Я осознала, что сижу на Забузе, скорее мертвом, чем живом. Все его лицо в крови, вытекший глаз стекает в рот через дыру в щеке, половина лица разъедена чакрой Кьюби, полруки оторвано и валяется в десятке метров от нас, его грудь расцарапана так, что видно раздробленные на осколки ребра, впивающиеся в легкие... Но не это привело меня в себя. Не это. Не этот кусок мяса, не способный даже дышать без боли. Не он. Мгновения хватило за глаза, чтобы я подлетела к полубессознательному Саске. Тот через силу открыл глаза, и, заметив меня, слабо улыбнулся. Слезы не давали видеть, ком в горле не позволял дышать, но я упрямо размазывала соленые капли по лицу окровавленными руками, не замечая, что теперь все лицо вымазано в этой смеси слез и крови того ублюдка. Саске через боль усмехнулся, поднимая дрожащую руку, и слабо провел по моей щеке, стряхивая с нее кусок плоти Забузы. — И что... ты устро... ла?.. — прохрипел он с трудом, закашлявшись кровью. — Не смей... плакать... Я улыбнулась дрожащими губами, вновь стирая проклятые слезы, и он усмехнулся. Из груди толчком вытолкнулся сгусток крови, и я тяжело сглотнула. Нет, нет, нет... только не он, только не сейчас... он же мой ручной Учиха... он же не может умереть... не раньше меня, нет... — Узумаки, блять!!! Ты ирьенин или за хлебушком вышла?!! — голос разума, то есть Курамы, дошел не сразу. Зато когда дошел... — Мне... не нравится этот... огонь в тво...их гла...зах... Когда ждать апо...калипсиса?..— просипел на грани слышимости Учиха, прикрывая глаза, и я ухмыльнулась, подавая в руки чистую, концентрированную чакру Биджу, отчего они засияли ярким синим огнем. — Завались, теме! Комментарий к Глава 16. Memento mori — помни о смерти. Кхм... я сама не знаю, что это. Стыдно. Если все совсем плохо, скажите, я перепишу...
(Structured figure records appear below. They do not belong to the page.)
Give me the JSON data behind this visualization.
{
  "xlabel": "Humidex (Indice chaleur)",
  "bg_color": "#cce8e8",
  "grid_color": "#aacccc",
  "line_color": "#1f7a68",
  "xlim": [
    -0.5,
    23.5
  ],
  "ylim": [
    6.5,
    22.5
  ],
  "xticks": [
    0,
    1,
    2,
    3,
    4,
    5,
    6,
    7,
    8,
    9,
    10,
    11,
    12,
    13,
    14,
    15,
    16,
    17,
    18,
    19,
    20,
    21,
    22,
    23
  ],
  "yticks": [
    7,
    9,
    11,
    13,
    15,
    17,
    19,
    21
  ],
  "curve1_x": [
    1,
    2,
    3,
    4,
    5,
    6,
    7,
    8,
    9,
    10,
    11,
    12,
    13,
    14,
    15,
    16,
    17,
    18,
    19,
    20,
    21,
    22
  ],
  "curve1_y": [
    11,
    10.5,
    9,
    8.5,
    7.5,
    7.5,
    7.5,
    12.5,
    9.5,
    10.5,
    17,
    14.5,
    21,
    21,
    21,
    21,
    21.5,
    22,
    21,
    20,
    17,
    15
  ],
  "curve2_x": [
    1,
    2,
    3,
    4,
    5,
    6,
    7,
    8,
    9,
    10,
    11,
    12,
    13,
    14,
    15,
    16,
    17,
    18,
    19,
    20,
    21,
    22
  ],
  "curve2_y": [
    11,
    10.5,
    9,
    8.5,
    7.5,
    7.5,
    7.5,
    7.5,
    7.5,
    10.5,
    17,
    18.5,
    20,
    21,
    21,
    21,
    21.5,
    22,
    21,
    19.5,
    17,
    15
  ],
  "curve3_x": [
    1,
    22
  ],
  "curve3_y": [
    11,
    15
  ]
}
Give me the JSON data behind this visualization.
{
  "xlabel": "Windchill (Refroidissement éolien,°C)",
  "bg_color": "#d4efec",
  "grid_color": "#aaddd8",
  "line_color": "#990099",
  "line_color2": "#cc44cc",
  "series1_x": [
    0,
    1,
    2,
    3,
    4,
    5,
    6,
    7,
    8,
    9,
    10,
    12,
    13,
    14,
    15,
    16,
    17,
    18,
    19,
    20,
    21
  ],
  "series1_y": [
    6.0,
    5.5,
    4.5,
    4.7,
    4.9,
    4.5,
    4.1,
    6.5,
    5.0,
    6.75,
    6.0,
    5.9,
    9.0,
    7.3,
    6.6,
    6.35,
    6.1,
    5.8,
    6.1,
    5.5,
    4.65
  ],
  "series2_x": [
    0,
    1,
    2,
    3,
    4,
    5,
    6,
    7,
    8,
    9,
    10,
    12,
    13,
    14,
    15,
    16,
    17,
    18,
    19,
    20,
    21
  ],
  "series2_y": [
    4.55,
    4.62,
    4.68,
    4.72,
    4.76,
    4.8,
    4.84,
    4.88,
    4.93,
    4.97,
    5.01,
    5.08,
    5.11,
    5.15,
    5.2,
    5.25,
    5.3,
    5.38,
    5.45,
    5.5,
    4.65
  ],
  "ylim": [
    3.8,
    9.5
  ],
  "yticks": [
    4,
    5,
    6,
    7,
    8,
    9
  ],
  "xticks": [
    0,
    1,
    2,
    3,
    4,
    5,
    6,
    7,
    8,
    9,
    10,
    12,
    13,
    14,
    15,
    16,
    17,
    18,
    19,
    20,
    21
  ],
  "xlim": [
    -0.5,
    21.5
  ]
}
Синий — это оттого, что чакра концентрированная и не только Кьюби, но и вообще всех Биджу. Почему синий? Потому что если тысяча съест кота будет синий.
====== Глава 17. И лишь ее ты слышал, лишь ее искал, лишь ее оберегал... ======
— Мне... не нравится этот... огонь в тво...их гла...зах... Когда ждать апо...калипсиса?..— просипел на грани слышимости Учиха, прикрывая глаза, и я ухмыльнулась, подавая в руки чистую, концентрированную чакру Биджу, отчего они засияли ярким синим огнем. — Завались, теме! Под моими руками дыра в животе, сквозь которую было даже видно пропитанную кровью землю, начала затягиваться. Было видно, как дыра, слабо сияющая моей голубой чакрой, начала изнутри затягивается. Было видно, как появлялись новые волокна, как восстанавливались нервы — и также видно было, как стремительно худел Саске. Откуда-то ведь организму нужно брать “стройматериал”? Итачи и Шисуи абсолютно круглыми глазами смотрели на это, — Купол пал практически в тот же миг, когда я пришла в себя. Видимо, Забуза подсознательно поддерживал его чакрой, а когда я ушла, опомнился и прекратил, экономя энергию. Сейчас он “незаметно” пытался уползти, но успехи были так себе. Сложно сбегать, когда у тебя неестественно вывернуты обе ноги и раздроблена рука, а в легкие при малейшем движении может попасть земля. Наверное. Я никогда не пробовала. Через несколько минут от удачной дыры не осталось и следа, зато я наконец окончательно пришла в себя. Всплеск энергии, на которой я почти убила тот кусок мяса, сошел на нет, и все тело пробила боль. Нет, не так. ЁБАНАЯ, ЧТОБ ЕЕ ХИРУЗЕН ДРЮЧИЛ, БОЛЬ. Неудивительно. У меня сейчас СЦЧ раздроблена не хуже, чем кости Забузы. В смысле, в крошку и при любом движении причиняет боль. Ну вот. Теперь три часа без чакры продлевается до суток. Зато Биджу укрепят каналы... вернее, создадут новые, так как я сейчас даже очага не имею. А создать заново проще, чем исправить то, что было. В глазах потемнело от болевого шока, и последним, что я увидела, прежде чем позорно свалиться в бессознанку, было неверяще-испуганное лицо моего ручного Учихи. Жив...
Саске сидел перед кроватью и почти не дышал, не желая тревожить ее сон. Вот уже третий день Наруто лежала на этой самой кровати, не просыпаясь, и Учиха бы начал волноваться...
...если бы не видел, что происходит в ее организме.